Why Hearing Loss is Not an Age Problem
Loss of hearing isn’t only a problem for older people, despite the common belief. Overall hearing loss is on the rise despite the fact that how old you are is still a strong factor. Hearing loss stays at around 14-16% amongst adults 20 to 69 years of age. Globally, more than 1 billion people between the ages of 12-35 are in danger of getting hearing loss, according to the united nations and The World Health Organization. The CDC states that nearly 15% of children between 6 and 19 currently have loss of hearing and more recent research puts that number closer to 17%. Other reports state that hearing loss is up 30% in teenagers over only 10 years ago. What’s more, a study from Johns Hopkins projects these trends out into the future and estimates that by 2060 approximately 73 million people over the age of 65 will have hearing loss. Over current numbers, that’s a staggering number.
We Are Developing Hearing Loss at a Younger Age, Why?
We usually consider hearing loss as a side effect of aging because it would develop slowly over years unless you spent extended time periods in a noisy setting. This is why when you’re grandfather wears a hearing aid, you’re not surprised. But at a younger and younger age, our hearing is being effected by changes of lifestyle.
Technology, and smartphones, in particular, can have a significant impact on our hearing. We are doing what we love to do: watching movies, listening to music, chatting with friends and using earbuds or headphones to do it all. Most people have no clue what is a damaging volume or how long it takes to do damage and that’s an issue. Occasionally we even use earbuds to drown out loud noises, meaning we’re voluntarily exposing our ears to harmful levels of sound instead of safeguarding them.
There’s an entire generation of young people everywhere who are gradually injuring their hearing. In terms of loss of productivity, that’s a huge problem and one that will cost billions of dollars in treatment.
Hearing Loss is Not Well Understood
Keeping away from extremely loud sounds is something that even young children are usually wise enough to do.
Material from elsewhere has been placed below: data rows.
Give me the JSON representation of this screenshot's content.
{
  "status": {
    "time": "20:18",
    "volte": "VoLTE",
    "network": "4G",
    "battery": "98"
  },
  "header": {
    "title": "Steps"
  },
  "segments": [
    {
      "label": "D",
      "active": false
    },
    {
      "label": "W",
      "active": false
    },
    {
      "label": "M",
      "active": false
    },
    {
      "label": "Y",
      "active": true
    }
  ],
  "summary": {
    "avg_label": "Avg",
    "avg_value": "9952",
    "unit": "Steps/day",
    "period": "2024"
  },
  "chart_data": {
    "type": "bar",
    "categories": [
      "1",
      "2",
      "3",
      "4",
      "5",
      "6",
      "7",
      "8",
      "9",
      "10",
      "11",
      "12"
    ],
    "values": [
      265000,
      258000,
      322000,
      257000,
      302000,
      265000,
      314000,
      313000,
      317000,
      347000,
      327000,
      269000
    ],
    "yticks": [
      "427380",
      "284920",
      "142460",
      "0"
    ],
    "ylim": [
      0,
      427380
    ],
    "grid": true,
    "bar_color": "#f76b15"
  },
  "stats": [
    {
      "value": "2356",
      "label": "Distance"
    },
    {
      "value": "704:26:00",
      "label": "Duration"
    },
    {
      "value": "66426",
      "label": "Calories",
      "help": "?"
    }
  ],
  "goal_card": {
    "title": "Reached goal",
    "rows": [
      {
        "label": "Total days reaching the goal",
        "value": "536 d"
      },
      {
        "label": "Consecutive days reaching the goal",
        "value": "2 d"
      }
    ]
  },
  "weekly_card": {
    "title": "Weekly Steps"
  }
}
But it isn’t generally understood what hearing loss is about. It’s not usually known that over longer time periods, even moderate sound levels can harm hearing.
But hearing loss is normally associated with aging so most people, specifically young people, don’t even think about it.
According to the WHO, those in this 12-35-year-old age group may be exposing their ears to irreversible damage.
Options And Recommendations
The issue is particularly widespread because so many of us are using smart devices regularly. That’s why providing additional information to mobile device users has been a recommended solution by some hearing experts:
- Built-in parental controls which allow parents to more closely supervise volume and adjust for hearing health.
- It’s how long a sound persists, not only how loud it is (warnings when you listen at a specific decibel for too long).
- Extreme-volume warnings.
And that’s only the beginning. Paying more attention to the health of our hearing, plenty of technological possibilities exist.
Reduce The Volume
The most significant way to minimize injury to your hearing is to reduce the volume of your mobile device. Whether your 15, 35, or 70, that holds true.
And there is no arguing the fact that smartphones are not going away. It’s not only kids that are attached to them, it’s everyone. So we have to come to terms with the fact that loss of hearing is no longer linked to aging, it’s associated with technology.
That means the way we prevent, treat, and talk about hearing loss has to change.
You should also try downloading an app that measures decibel levels in your environment. 2 steps to protect your hearing. Making certain not to attempt to drown out loud noises with even louder noises and of course using ear protection. For instance, if you drive with your windows down, don’t crank up the music to hear it better, the noise from the wind and traffic might already be at damaging levels. Make an appointment with a hearing care specialist if you have any questions.